Profesionalisme bukan hanya soal kemampuan digital, tetapi juga soal keteladanan dan tanggung jawab etis dalam membimbing generasi muda agar bijak menggunakan teknologi. Dunia digital berubah cepat. Guru yang profesional bukan yang tahu segalanya, tetapi yang tidak berhenti belajar.
Ia harus terbuka terhadap pembaruan, mau bereksperimen dengan metode baru, dan mampu mengaitkan teknologi dengan kebutuhan nyata siswa.
Di balik tuntutan modernisasi, banyak guru justru merasa kewalahan. Mereka dihadapkan pada sistem administrasi berbasis digital yang rumit, penilaian daring yang menumpuk, serta tekanan sosial untuk selalu “melek teknologi.” Bahkan, sebagian guru merasa kehilangan jati diri karena pembelajaran kini terlalu berorientasi pada tools, bukan values. Kondisi ini menimbulkan paradoks saat kita ingin guru kreatif, tapi sering kali tidak memberi mereka ruang dan dukungan untuk berkreasi.
Kita menuntut guru menguasai teknologi, tapi pelatihan yang mereka terima masih minim dan formalistik. Profesionalisme guru tidak bisa tumbuh di tengah beban yang mencekik dan kebijakan yang hanya menilai hasil, bukan proses. Seorang guru profesional di era digital bukanlah yang paling canggih menggunakan aplikasi, melainkan yang paling tekun belajar hal baru.
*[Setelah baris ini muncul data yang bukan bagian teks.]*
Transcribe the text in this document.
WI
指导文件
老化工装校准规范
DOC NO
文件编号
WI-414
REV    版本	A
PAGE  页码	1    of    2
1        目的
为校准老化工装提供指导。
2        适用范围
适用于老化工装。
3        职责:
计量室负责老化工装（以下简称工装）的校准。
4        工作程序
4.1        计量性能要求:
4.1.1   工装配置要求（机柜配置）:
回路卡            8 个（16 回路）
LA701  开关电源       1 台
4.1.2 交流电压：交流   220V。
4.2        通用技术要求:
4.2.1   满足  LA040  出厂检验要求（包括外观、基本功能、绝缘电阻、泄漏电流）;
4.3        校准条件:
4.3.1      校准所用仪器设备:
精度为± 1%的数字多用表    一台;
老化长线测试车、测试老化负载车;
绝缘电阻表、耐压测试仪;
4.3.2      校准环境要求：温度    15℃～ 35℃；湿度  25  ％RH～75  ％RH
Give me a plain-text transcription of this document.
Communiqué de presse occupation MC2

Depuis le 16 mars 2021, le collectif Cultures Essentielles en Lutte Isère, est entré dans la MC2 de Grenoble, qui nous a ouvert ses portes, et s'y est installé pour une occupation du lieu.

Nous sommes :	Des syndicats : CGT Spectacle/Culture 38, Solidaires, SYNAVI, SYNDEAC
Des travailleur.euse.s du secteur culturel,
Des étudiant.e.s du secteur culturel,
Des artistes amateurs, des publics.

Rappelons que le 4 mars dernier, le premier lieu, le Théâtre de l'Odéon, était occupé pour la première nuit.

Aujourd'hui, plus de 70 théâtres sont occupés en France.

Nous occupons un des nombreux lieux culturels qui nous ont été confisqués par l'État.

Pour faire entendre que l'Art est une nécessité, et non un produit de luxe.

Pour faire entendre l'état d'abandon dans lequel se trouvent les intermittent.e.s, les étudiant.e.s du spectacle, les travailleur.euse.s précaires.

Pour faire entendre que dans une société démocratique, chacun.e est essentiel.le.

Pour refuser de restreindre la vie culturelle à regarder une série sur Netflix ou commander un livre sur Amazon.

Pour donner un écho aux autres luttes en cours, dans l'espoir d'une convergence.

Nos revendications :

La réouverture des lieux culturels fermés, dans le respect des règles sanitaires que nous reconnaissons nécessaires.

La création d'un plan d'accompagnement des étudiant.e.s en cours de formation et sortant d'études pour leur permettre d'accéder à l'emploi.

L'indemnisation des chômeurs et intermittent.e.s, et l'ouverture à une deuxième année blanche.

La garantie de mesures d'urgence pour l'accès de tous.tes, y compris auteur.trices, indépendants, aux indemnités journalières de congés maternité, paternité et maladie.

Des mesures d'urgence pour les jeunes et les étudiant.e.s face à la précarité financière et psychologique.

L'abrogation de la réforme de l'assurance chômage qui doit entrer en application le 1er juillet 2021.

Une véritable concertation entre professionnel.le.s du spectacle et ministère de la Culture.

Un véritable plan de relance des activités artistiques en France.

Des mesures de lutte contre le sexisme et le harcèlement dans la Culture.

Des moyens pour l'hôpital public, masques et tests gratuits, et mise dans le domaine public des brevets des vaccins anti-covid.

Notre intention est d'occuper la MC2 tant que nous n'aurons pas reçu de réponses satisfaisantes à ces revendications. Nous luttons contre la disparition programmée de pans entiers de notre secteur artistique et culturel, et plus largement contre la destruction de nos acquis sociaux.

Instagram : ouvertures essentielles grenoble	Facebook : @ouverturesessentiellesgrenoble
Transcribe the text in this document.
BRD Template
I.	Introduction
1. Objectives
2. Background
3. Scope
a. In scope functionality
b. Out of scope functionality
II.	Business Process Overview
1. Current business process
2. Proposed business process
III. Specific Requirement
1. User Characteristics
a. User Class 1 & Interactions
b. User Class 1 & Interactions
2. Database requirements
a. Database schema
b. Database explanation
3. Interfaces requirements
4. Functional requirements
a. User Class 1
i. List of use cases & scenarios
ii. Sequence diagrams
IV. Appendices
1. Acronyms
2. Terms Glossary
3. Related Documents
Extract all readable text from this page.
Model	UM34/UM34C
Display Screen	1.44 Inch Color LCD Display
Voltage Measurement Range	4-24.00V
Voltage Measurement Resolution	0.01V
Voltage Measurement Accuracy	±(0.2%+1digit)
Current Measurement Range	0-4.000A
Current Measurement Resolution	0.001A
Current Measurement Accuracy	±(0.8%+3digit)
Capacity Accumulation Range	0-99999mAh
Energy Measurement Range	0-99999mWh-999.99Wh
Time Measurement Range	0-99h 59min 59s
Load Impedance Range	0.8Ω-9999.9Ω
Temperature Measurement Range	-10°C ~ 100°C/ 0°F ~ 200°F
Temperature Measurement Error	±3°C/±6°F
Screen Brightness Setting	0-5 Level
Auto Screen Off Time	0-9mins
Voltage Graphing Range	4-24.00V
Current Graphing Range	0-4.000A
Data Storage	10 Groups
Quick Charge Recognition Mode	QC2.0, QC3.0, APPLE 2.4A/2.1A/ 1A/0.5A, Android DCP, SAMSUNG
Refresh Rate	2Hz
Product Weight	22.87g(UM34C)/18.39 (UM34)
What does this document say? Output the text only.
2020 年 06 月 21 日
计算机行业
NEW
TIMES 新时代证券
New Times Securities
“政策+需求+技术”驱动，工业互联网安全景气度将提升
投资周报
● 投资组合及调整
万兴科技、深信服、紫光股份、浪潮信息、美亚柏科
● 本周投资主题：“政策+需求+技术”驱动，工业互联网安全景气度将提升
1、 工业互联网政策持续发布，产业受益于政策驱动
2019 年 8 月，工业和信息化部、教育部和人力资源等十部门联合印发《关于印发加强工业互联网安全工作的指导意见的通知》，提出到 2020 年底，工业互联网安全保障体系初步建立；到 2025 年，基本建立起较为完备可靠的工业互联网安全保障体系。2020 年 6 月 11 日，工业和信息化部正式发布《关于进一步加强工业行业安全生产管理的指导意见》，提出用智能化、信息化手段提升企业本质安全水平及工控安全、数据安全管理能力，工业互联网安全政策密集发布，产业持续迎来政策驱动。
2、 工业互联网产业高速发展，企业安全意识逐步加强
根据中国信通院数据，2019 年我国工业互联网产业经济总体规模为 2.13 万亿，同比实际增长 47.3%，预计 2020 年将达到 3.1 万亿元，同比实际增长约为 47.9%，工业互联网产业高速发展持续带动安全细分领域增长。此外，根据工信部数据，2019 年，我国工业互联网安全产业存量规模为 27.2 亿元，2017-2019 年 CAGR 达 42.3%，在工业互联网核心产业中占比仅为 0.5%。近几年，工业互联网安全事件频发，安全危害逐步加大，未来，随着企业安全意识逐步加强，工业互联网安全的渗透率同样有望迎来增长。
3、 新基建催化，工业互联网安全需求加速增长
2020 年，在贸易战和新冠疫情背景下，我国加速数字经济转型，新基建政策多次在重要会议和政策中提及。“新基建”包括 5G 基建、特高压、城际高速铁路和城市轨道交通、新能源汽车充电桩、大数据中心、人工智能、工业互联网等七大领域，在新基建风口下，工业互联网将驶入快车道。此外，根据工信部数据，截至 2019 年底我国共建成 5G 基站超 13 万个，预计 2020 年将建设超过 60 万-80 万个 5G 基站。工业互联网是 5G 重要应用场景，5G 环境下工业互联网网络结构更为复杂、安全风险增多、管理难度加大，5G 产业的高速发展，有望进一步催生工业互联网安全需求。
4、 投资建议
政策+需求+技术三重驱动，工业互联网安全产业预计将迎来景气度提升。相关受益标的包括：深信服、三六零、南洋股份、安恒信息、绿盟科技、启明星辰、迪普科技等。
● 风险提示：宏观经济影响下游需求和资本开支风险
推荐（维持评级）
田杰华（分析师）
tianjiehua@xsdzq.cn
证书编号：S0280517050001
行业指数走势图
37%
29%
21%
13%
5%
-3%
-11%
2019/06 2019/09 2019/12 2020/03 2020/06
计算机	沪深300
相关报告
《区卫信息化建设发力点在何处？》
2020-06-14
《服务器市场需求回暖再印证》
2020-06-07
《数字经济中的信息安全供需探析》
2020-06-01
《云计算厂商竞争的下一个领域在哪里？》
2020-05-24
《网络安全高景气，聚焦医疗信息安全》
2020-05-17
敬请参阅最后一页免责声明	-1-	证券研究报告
Ia sadar bahwa murid-muridnya hidup di dunia yang berubah cepat, dan karena itu, ia pun tidak berhenti menyesuaikan diri. Menjadi guru hari ini berarti menjadi pembelajar sepanjang hayat (lifelong learner). Guru yang terus mengasah diri akan mampu memadukan pengetahuan klasik dan teknologi modern untuk membentuk siswa yang cerdas sekaligus berkarakter.
Seperti kata pepatah Jepang: “To teach is to learn twice.” Mengajar bukan berarti berhenti belajar justru itu adalah cara terbaik untuk terus tumbuh. Agar guru mampu beradaptasi di era digital, sistem pendidikan juga harus berubah. Beberapa langkah penting yang perlu diperkuat antara lain:
- Pelatihan digital yang berkelanjutan dan aplikatif, bukan sekadar bersifat seremonial.
- Penyederhanaan beban administrasi agar guru bisa fokus pada interaksi dan inovasi pembelajaran.
- Kebijakan insentif berbasis inovasi, yang memberi penghargaan pada guru kreatif, bukan hanya guru yang patuh prosedur.
- Komunitas belajar digital antar guru untuk saling berbagi praktik baik dan membangun solidaritas profesi.
Profesionalisme guru tidak akan lahir dari tekanan, tetapi dari rasa percaya dan dukungan nyata. Mesin pencari bisa memberikan jawaban, tapi tidak bisa memberi makna. Kecerdasan buatan bisa mengajar, tapi tidak bisa memahami perasaan murid yang kehilangan semangat. Itulah alas an mengapa guru tetap tak tergantikan. Namun agar tetap relevan, guru perlu menyatukan teknologi dan empati, profesionalisme dan kemanusiaan. Karena pada akhirnya, profesionalisme sejati bukan tentang seberapa canggih alat yang digunakan, tetapi seberapa dalam seorang guru mampu menyentuh hati dan membimbing akal murid-muridnya di dunia yang semakin digital ini.